When systemd-udevd recieves an "add" uevent from
/devices/LNXSYSTM:00/LNXSYBUS:00/ACPI0007:XXX it runs "kmod load cpu:type:x86,
...,00E8,..." as "cpu:type:x86,...,00E8,..." is that devices MODALIAS.
When systemd-udevd recieves an "add" uevent from /devices/system/cpu/cpuXXX it
runs "kmod load acpi:ACPI0007:" as "acpi:ACPI0007:" is that devices MODALIAS.
acpi-cpufreq is loaded as it matches both devices MODALIASes.

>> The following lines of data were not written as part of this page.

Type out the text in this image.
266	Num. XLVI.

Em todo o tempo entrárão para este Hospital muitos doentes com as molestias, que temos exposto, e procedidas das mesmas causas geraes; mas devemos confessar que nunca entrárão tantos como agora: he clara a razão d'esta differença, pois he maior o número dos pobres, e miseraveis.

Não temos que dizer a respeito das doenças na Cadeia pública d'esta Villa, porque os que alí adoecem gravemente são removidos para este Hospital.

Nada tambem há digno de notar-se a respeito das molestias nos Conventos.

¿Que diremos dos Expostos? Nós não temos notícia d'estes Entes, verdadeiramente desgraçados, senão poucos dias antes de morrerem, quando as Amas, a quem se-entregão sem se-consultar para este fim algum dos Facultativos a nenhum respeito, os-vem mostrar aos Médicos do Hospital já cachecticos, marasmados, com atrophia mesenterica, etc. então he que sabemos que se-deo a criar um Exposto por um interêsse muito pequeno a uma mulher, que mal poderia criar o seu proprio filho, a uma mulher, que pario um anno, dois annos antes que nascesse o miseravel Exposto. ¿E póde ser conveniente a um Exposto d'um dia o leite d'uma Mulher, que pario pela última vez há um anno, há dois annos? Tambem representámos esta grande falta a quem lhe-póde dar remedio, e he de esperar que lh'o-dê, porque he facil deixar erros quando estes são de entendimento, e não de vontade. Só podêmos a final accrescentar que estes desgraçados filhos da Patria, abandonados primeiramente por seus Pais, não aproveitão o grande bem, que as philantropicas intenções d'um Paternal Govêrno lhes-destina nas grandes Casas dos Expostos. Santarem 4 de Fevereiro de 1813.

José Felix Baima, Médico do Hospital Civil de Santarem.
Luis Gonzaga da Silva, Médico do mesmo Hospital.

# modinfo acpi-cpufreq | grep alias
alias: acpi
alias: cpu:type:x86,ven*fam*mod*:feature:*00E8*
alias: cpu:type:x86,ven*fam*mod*:feature:*0016*
alias: acpi*:ACPI0007:*
alias: acpi*:LNXCPU:*
On a system with 1536 logical CPUs, systemd-udevd attempts to load acpi-cpufreq
3072 times.
1536 * /devices/LNXSYSTM:00/LNXSYBUS:00/ACPI0007:XXX
1536 * /devices/system/cpu/cpuXXX
The delay, caused by systemd-udevd attempting to load the driver, has a
significant impact on the startup time. It causes some devices to be
unavailable after reaching the root login prompt as it postpones the loading of
other drivers.
Each time that the driver is loaded it returns -EEXIST from acpi_cpufreq_init.
static int __init acpi_cpufreq_init(void)
{
int ret;
if (acpi_disabled)
return -ENODEV;
/* don't keep reloading if cpufreq_driver exists */
if (cpufreq_get_current_driver())
return -EEXIST;
...
Changing the return value from -EEXIST to 0 when another driver exists prevents
the driver from being loaded multiple times as kmod won't load a "live" module.

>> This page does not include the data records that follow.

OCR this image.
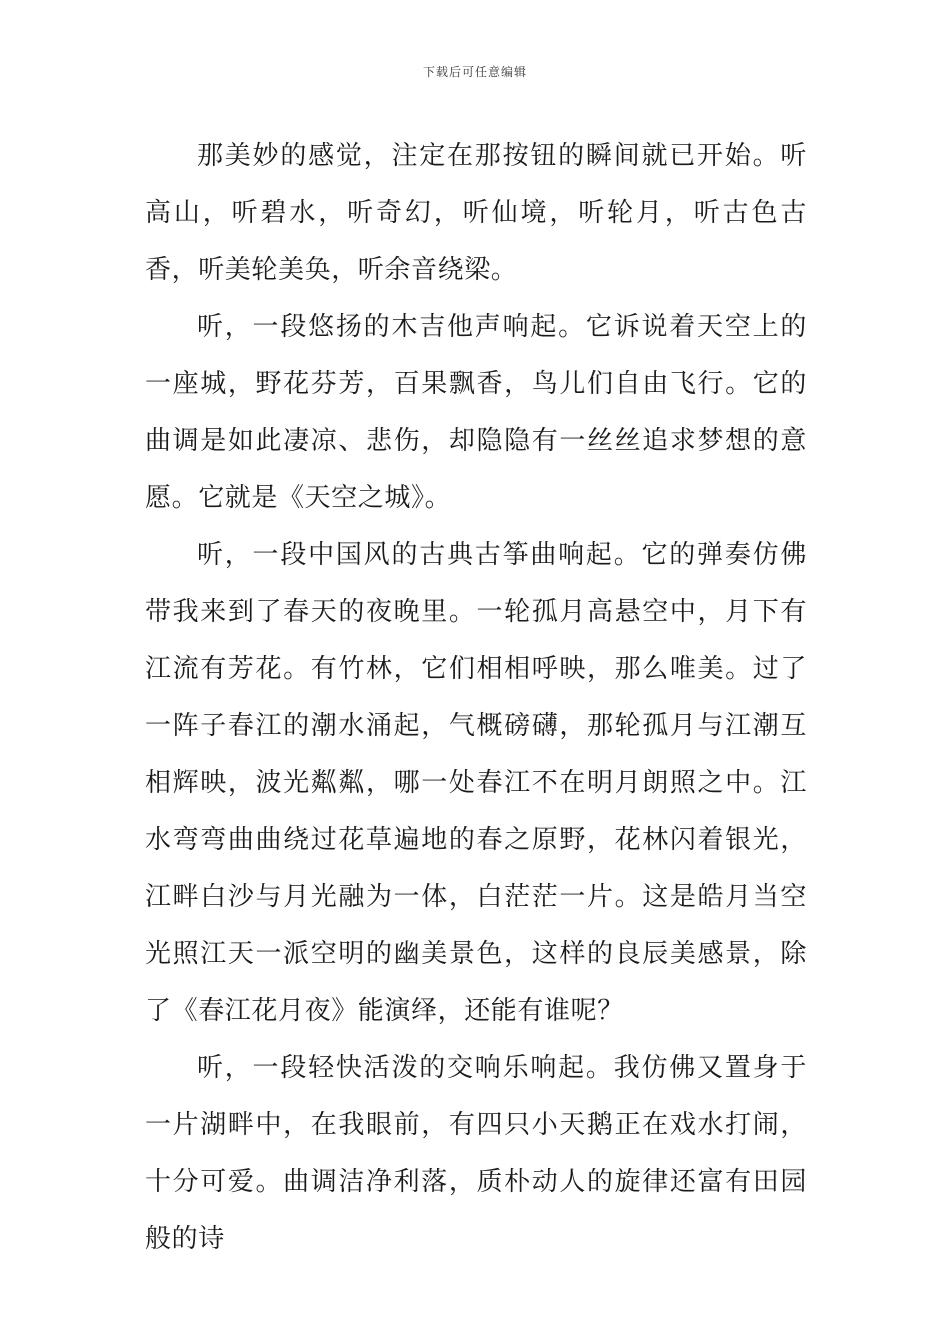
下载后可任意编辑

那美妙的感觉，注定在那按钮的瞬间就已开始。听高山，听碧水，听奇幻，听仙境，听轮月，听古色古香，听美轮美奂，听余音绕梁。

听，一段悠扬的木吉他声响起。它诉说着天空上的一座城，野花芬芳，百果飘香，鸟儿们自由飞行。它的曲调是如此凄凉、悲伤，却隐隐有一丝丝追求梦想的意愿。它就是《天空之城》。

听，一段中国风的古典古筝曲响起。它的弹奏仿佛带我来到了春天的夜晚里。一轮孤月高悬空中，月下有江流有芳花。有竹林，它们相相呼映，那么唯美。过了一阵子春江的潮水涌起，气概磅礴，那轮孤月与江潮互相辉映，波光粼粼，哪一处春江不在明月朗照之中。江水弯弯曲曲绕过花草遍地的春之原野，花林闪着银光，江畔白沙与月光融为一体，白茫茫一片。这是皓月当空光照江天一派空明的幽美景色，这样的良辰美感景，除了《春江花月夜》能演绎，还能有谁呢？

听，一段轻快活泼的交响乐响起。我仿佛又置身于一片湖畔中，在我眼前，有四只小天鹅正在戏水打闹，十分可爱。曲调洁净利落，质朴动人的旋律还富有田园般的诗
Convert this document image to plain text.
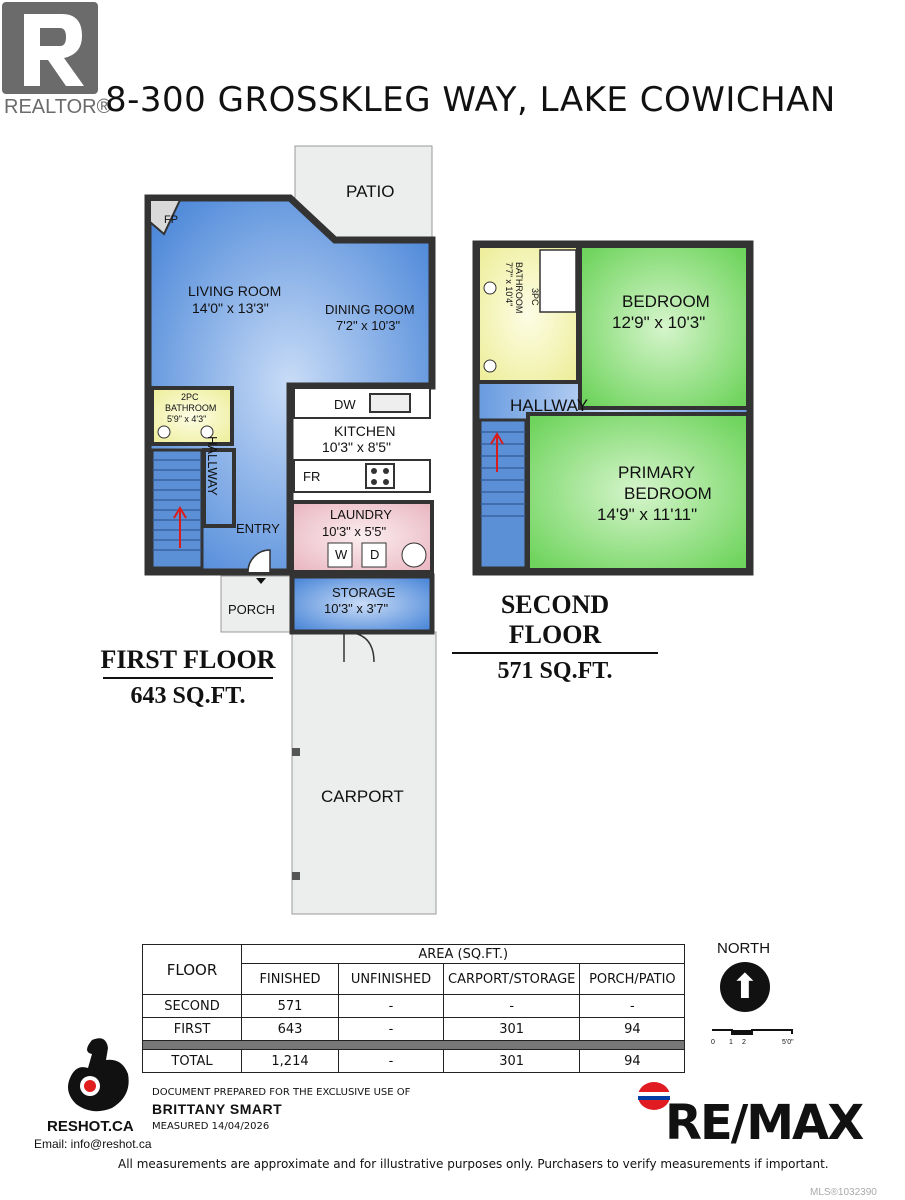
REALTOR®
8-300 GROSSKLEG WAY, LAKE COWICHAN
PATIO
FP
LIVING ROOM
14'0" x 13'3"	DINING ROOM
7'2" x 10'3"
2PC
BATHROOM
5'9" x 4'3"
HALLWAY
DW
KITCHEN
10'3" x 8'5"
FR
ENTRY
LAUNDRY
10'3" x 5'5"
W D
PORCH
STORAGE
10'3" x 3'7"
CARPORT
FIRST FLOOR
643 SQ.FT.
BATHROOM 3PC
7'7" x 10'4"	BEDROOM
12'9" x 10'3"
HALLWAY
PRIMARY
BEDROOM
14'9" x 11'11"
SECOND FLOOR
571 SQ.FT.
FLOOR	AREA (SQ.FT.)			
	FINISHED	UNFINISHED	CARPORT/STORAGE	PORCH/PATIO
SECOND	571	-	-	-
FIRST	643	-	301	94

TOTAL	1,214	-	301	94
NORTH
⬆
0 1 2	5'0"
RESHOT.CA
Email: info@reshot.ca
DOCUMENT PREPARED FOR THE EXCLUSIVE USE OF
BRITTANY SMART
MEASURED 14/04/2026	RE/MAX
All measurements are approximate and for illustrative purposes only. Purchasers to verify measurements if important.
MLS®1032390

Alternatively, blacklisting the driver (or disabling intel_pstate) prevents the
issue as well. Below are the before and after startup times.
# systemd-analyze
Startup finished in 37.939s (kernel) + 10.909s (initrd) + 3min 55.004s (userspace) = 4min 43.852s
# systemd-analyze
Startup finished in 38.307s (kernel) + 10.205s (initrd) + 38.312s (userspace) = 1min 26.826s
Thank you,
Kyle Meyer